The Hospital responded to this Office that, owing to the gravity of the situation, two senior consultants and a senior registrar accompanied the critically unwell child to another hospital. It said that, upon returning to Tallaght Hospital, the registrar and one of the consultants had a debrief during which the registrar wrote notes. According to the Hospital, the registrar no longer works there but was contacted by the FOI officer. The Hospital stated that he confirmed that he had written notes following the debrief, brought those notes to the Accident and Emergency ward and placed them in the chart. He said that when asked to review the notes he could not locate them and that it is not his standard practice to keep a patient's notes. With regard to the retrospective notes, the Hospital contended that these notes were written by the doctor when she was next on duty in the Hospital in early June 2014.
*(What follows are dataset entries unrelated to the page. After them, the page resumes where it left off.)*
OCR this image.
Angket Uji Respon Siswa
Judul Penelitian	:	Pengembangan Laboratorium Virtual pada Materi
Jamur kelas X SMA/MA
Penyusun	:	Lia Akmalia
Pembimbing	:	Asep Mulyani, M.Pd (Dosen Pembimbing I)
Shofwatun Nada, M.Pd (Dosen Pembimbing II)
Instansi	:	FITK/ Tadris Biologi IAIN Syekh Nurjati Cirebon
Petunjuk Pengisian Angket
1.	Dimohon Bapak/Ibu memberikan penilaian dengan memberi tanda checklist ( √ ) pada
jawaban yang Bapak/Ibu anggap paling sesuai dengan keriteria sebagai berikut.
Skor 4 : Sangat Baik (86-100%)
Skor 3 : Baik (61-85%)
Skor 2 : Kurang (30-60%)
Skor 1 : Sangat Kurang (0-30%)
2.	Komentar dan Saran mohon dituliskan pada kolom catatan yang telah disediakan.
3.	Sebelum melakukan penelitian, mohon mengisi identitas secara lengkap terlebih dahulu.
According to the Hospital, it carried out searches by computer, by name, by key words and manually in the Accident and Emergency Department, the Anaesthetics Department and the Medical Records Department. The Hospital claimed that it searched in any area where the record may be and liaised with the relevant clinical staff and the departmental administrative staff to further look for the records. The Hospital submitted that notes of this type are normally placed in a pigeon hole specifically used for this purpose. The FOI Liaison Officer said that, to the best of her knowledge, an incident such as this has not occurred in the past and that the Hospital has a dedicated reporting and recording system which monitors and assesses such incidents and that there is no record of one occurring.
The Hospital stated that it will remind all clinical staff of the practice required when writing notes which are to be brought to the Accident and Emergency Department for filing.
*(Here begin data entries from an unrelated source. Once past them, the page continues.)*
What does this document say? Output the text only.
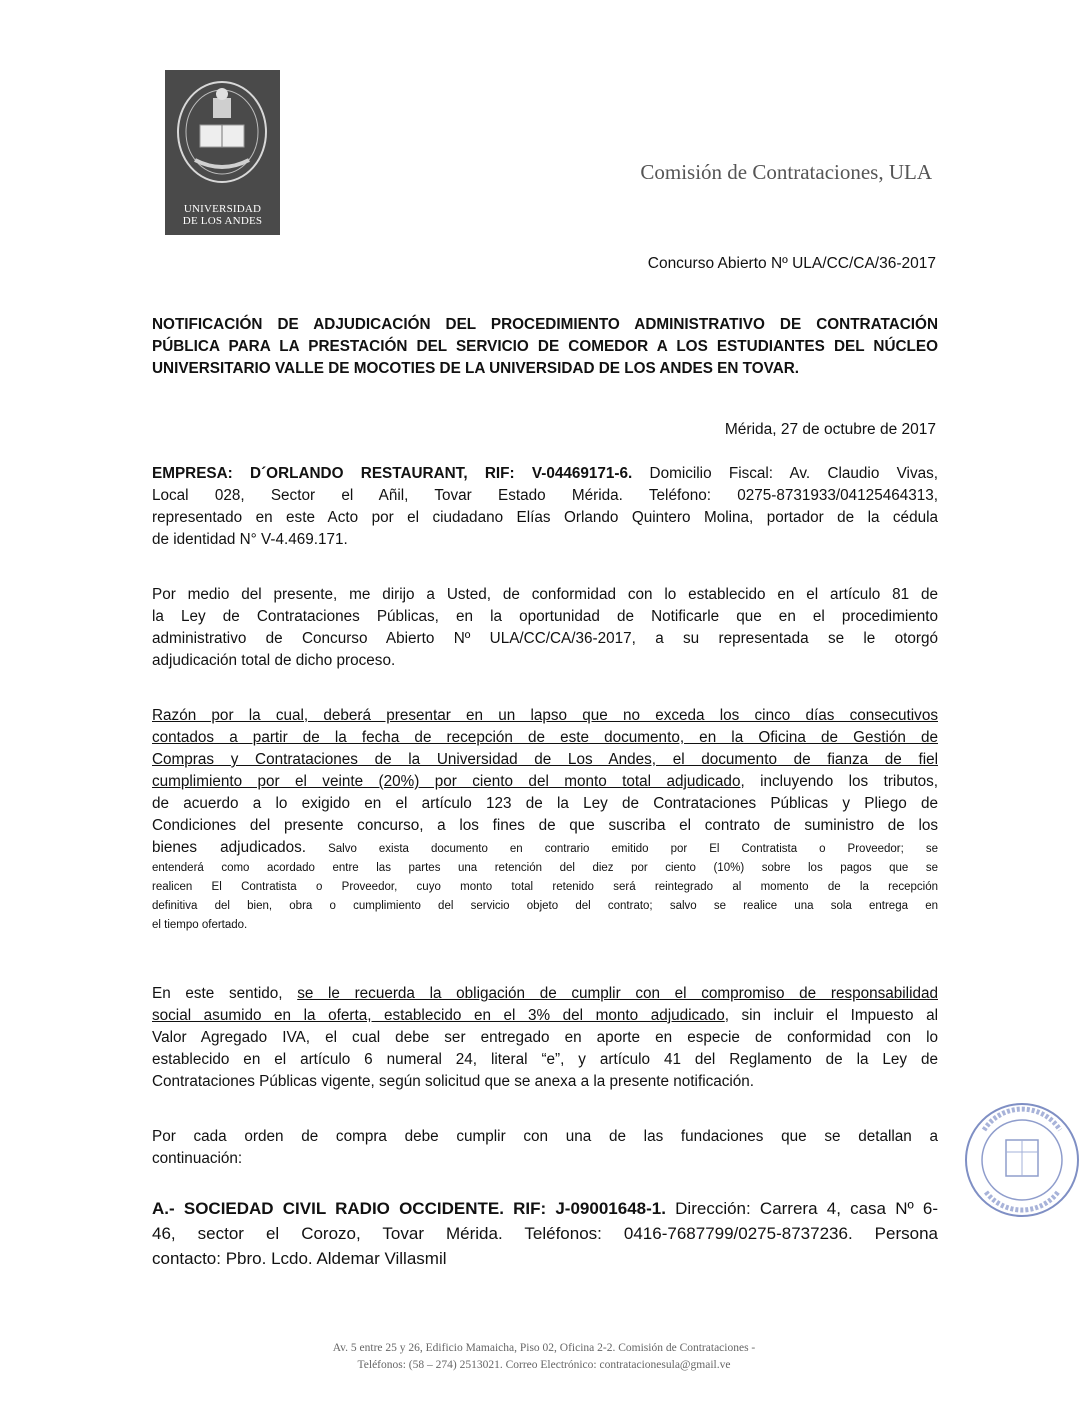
UNIVERSIDAD
DE LOS ANDES
Comisión de Contrataciones, ULA
Concurso Abierto Nº ULA/CC/CA/36-2017
NOTIFICACIÓN DE ADJUDICACIÓN DEL PROCEDIMIENTO ADMINISTRATIVO DE CONTRATACIÓN
PÚBLICA PARA LA PRESTACIÓN DEL SERVICIO DE COMEDOR A LOS ESTUDIANTES DEL NÚCLEO
UNIVERSITARIO VALLE DE MOCOTIES DE LA UNIVERSIDAD DE LOS ANDES EN TOVAR.
Mérida, 27 de octubre de 2017
EMPRESA: D´ORLANDO RESTAURANT, RIF: V-04469171-6. Domicilio Fiscal: Av. Claudio Vivas,
Local 028, Sector el Añil, Tovar Estado Mérida. Teléfono: 0275-8731933/04125464313,
representado en este Acto por el ciudadano Elías Orlando Quintero Molina, portador de la cédula
de identidad N° V-4.469.171.
Por medio del presente, me dirijo a Usted, de conformidad con lo establecido en el artículo 81 de
la Ley de Contrataciones Públicas, en la oportunidad de Notificarle que en el procedimiento
administrativo de Concurso Abierto Nº ULA/CC/CA/36-2017, a su representada se le otorgó
adjudicación total de dicho proceso.
Razón por la cual, deberá presentar en un lapso que no exceda los cinco días consecutivos
contados a partir de la fecha de recepción de este documento, en la Oficina de Gestión de
Compras y Contrataciones de la Universidad de Los Andes, el documento de fianza de fiel
cumplimiento por el veinte (20%) por ciento del monto total adjudicado, incluyendo los tributos,
de acuerdo a lo exigido en el artículo 123 de la Ley de Contrataciones Públicas y Pliego de
Condiciones del presente concurso, a los fines de que suscriba el contrato de suministro de los
bienes adjudicados. Salvo exista documento en contrario emitido por El Contratista o Proveedor; se
entenderá como acordado entre las partes una retención del diez por ciento (10%) sobre los pagos que se
realicen El Contratista o Proveedor, cuyo monto total retenido será reintegrado al momento de la recepción
definitiva del bien, obra o cumplimiento del servicio objeto del contrato; salvo se realice una sola entrega en
el tiempo ofertado.
En este sentido, se le recuerda la obligación de cumplir con el compromiso de responsabilidad
social asumido en la oferta, establecido en el 3% del monto adjudicado, sin incluir el Impuesto al
Valor Agregado IVA, el cual debe ser entregado en aporte en especie de conformidad con lo
establecido en el artículo 6 numeral 24, literal “e”, y artículo 41 del Reglamento de la Ley de
Contrataciones Públicas vigente, según solicitud que se anexa a la presente notificación.
Por cada orden de compra debe cumplir con una de las fundaciones que se detallan a
continuación:
A.- SOCIEDAD CIVIL RADIO OCCIDENTE. RIF: J-09001648-1. Dirección: Carrera 4, casa Nº 6-
46, sector el Corozo, Tovar Mérida. Teléfonos: 0416-7687799/0275-8737236. Persona
contacto: Pbro. Lcdo. Aldemar Villasmil
Av. 5 entre 25 y 26, Edificio Mamaicha, Piso 02, Oficina 2-2. Comisión de Contrataciones -
Teléfonos: (58 – 274) 2513021. Correo Electrónico: contratacionesula@gmail.ve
Having reviewed the steps taken by the Hospital to locate the records sought, I am satisfied that it has responded adequately to this Office's queries and taken all reasonable steps to locate the missing medical notes. I see no basis to dispute the Hospital's position that the records referred to above cannot be found. I consider that the Hospital's decision to refuse to release further records to the applicant was justified, on the basis that they do not exist or cannot be found after all reasonable steps to ascertain their whereabouts have been taken. I find that section 15(1)(a) applies to exempt the records.
I should, of course, add that a decision that section 15(1)(a) of the Act applies is a decision that the public body is justified, at this time, in coming to the conclusion that the records concerned do not exist or cannot be found after all reasonable steps have been taken to ascertain their whereabouts. It is possible that the records may be located at some point in the future and, in this event, I would expect the Hospital to consider them with a view to making them available to the applicant.
Having carried out a review under section 22(2) of the Freedom of Information Act 2014, I hereby affirm the decision of the Hospital in this case.
Section 24 of the FOI Act sets out detailed provisions for an appeal to the High Court by a party to a review, or any other person affected by the decision. In summary, such an appeal, normally on a point of law, must be initiated not later than four weeks after notice of the decision was given to the person bringing the appeal.